Yaşantısında çok acı bir gülünçlük gizliydi. Kof bir puta tapmak, kendi koruyucusunu korumak zorunda değil miydi? O zavallı yaratık da sürekli bir bağlılığın karşılığı olarak onun önüne kocaların bencil sevgisini atıyor, onu yalnız kadın olarak görüyor; nelerden zevk aldığını öğrenmeye tenezzül etmiyor yahut çalışmıyor -ki bu da öbürü kadar derin bir hakaretti- kederli oluşunun, sararıp soluşunun neden ileri geldiğini araştırmıyordu. Kendilerinden daha akıllı bir kimsenin boyunduruğu altında olduklarını hisseden kocaların çoğu gibi Marki de Julie’deki beden zayıflığına bakıp ruhunun da zayıf olduğu sonucuna vararak kendi onurunu kurtarıyor; eş olarak kendisine hastalıklı bir genç kız verdi diye talihine küsüyordu. Sözün kısası, cellat olduğu hâlde kurban yerine koyuyordu kendini. Omuzlarına bu kasvetli yaşantının bütün felaketleri çökmüş olduğu hâlde markiz, üstelik o aptal kocasına gülümsemek, yas dolu bir evi çiçeklerle süslemek, gizli acıların sarartıp soldurduğu bir yüzde mutluluğun ışıltısını göstermek zorundaydı.

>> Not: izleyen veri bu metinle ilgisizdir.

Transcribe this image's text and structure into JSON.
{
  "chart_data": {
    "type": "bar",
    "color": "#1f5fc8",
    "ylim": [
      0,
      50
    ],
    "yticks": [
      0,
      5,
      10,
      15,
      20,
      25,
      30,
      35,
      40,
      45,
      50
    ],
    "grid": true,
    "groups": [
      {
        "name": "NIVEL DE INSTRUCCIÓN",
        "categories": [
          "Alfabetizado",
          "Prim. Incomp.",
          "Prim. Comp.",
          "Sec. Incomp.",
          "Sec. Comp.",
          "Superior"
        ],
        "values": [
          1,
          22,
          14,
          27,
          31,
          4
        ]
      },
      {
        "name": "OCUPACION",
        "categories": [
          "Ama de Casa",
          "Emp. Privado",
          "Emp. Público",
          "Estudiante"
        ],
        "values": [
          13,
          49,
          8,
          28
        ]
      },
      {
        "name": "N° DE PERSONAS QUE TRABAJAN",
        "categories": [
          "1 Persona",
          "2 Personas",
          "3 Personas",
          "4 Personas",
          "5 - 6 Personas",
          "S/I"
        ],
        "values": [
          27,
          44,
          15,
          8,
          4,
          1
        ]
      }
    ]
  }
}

Bu şeref sorumluluğu, bu yüce fedakârlık genç markize kendisi de farkında olmadan kadınca bir vakar, bir namus bilinci verdi; bunlar da toplumun tehlikelerine karşı onu korumaya yaradı. Sonra bu yüreği derinliğine yoklamış olmak için söyleyelim, ilk ve saf genç kız aşkının sonuçlandığı gizli kapaklı mutsuzluk da gönül maceralarından soğuttu onu belki. O bunların ne büyüsünü ne de yasak fakat çıldırtıcı zevklerini kavrayabildi ki bunlar kimi kadınlara toplumun üzerine kurulu bulunduğu sağduyu kurallarını, namus ilkelerini unuttururlar. Madam de Listomere -Landon’nun eski tecrübesine dayanarak ona vadetmiş olduğu o tatlı anlardan, o hoş ahenkten bir rüyadaki gibi vazgeçti ve genç yaşta ölmeyi umarak acılarının sona ermesini boynu bükük bekledi. Touraine’den döndüğünden beri sağlık durumu her gün daha da kötüye gitmişti, yaşamak da çektiği acı ile ölçülü imiş gibi geliyordu ona. Hoş bir acı çekişti bu, görünürde zevkli bir hastalıktı hemen hemen işin derinine varmayanlar da şımarık bir metresin fantezisi sanabilirlerdi.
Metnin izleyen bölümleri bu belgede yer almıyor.